Interesting new employment case today from the Third District Court of Appeal, Charlene Roby v. McKesson Corporation. This disability discrimination and harassment case was tried in Yolo County, not typically considered a dangerous venue for employers and other business litigants. After a jury, in the Court's words, "threw the book at McKesson," awarding the plaintiff more than $3.5 million in compensatory damages and $15 million in punitive damages, McKesson went to the Court of Appeal to see if they could make things better.

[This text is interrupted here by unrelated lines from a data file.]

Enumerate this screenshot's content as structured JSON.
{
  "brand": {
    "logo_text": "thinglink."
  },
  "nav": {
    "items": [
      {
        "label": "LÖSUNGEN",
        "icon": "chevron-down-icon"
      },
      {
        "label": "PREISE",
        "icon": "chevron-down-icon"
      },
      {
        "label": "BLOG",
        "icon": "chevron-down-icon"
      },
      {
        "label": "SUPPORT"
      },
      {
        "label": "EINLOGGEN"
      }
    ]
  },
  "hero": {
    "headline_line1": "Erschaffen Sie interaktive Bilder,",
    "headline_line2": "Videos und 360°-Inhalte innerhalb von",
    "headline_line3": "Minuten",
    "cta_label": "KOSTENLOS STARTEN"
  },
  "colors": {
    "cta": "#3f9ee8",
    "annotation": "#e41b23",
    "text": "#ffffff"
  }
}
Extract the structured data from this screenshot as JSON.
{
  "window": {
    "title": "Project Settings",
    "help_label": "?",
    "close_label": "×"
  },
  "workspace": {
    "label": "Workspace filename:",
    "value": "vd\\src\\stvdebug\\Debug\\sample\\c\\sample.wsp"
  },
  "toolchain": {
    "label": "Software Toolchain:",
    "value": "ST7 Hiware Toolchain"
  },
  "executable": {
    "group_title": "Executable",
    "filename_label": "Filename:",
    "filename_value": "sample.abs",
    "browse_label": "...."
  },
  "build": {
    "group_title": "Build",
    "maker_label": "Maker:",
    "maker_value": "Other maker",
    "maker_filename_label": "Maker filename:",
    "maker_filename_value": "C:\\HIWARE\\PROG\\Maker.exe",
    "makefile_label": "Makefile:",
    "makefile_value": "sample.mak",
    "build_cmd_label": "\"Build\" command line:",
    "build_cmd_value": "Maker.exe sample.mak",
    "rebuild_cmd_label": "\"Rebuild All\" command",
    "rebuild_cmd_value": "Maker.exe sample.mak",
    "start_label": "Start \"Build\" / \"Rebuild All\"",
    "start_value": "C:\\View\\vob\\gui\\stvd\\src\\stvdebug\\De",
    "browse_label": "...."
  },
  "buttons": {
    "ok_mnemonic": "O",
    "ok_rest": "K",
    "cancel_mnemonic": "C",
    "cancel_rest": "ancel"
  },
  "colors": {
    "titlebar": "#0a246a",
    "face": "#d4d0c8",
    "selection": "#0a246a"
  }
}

Much of the Court's opinion is going to be unpublished (making it unciteable in California), but in the cited section, the Court distinguished between the amount and type of evidence necessary to sustain a harassment verdict compared to that which would support a finding of discrimination. The plaintiff's disability was a susceptibility to panic attacks, which caused her many absences and also caused a body odor which a number of co-employees found objectionable. Her supervisor did the following: (1) gave small gifts and pies to all employees but plaintiff; (2) made plaintiff document all her calls and answer the telephone during the Christmas party; (3) greeted all employees but plaintiff, who she ignored; (4) made a "throat slash" gesture when plaintiff was on the telephone, then reprimanded her loudly in front of others; (5) called plaintiff's job a "no-brainer;" (6) told plaintiff her "arm digging" and heavy sweating (both related to the panic attacks) were disgusting; (7) showed plaintiff no compassion for her condition, and told her to bathe more frequently; and (8) did nothing when someone left soaps, shampoos and deodorants at the plaintiff's desk.
The Court held that while this was discriminatory, and hence actionable under California's Fair Employment and Housing Act, it wasn't the same thing as harassment. Under Reno v. Baird (1998) 18 Cal.4th 640, harassment must be a type of conduct not necessary for job performance. Therefore, the supervisor's acts in giving her undesirable work assignments, ignoring her at staff meetings, reprimanding her or casting her job in an unfavorable light could not constitute harassment. On the other hand, they could constitute discrimination, and, interestingly, the defendant did not challenge the finding of discrimination.
Incidentally, in an unpublished part of the opinion, the Court both reduces the part of the compensatory award it finds duplicative and conducts an exhaustive State Farm v. Campbell review of the punitive damages award before finding that slightly better than a 1-to-1 ratio reaches the compensatory limits in this case.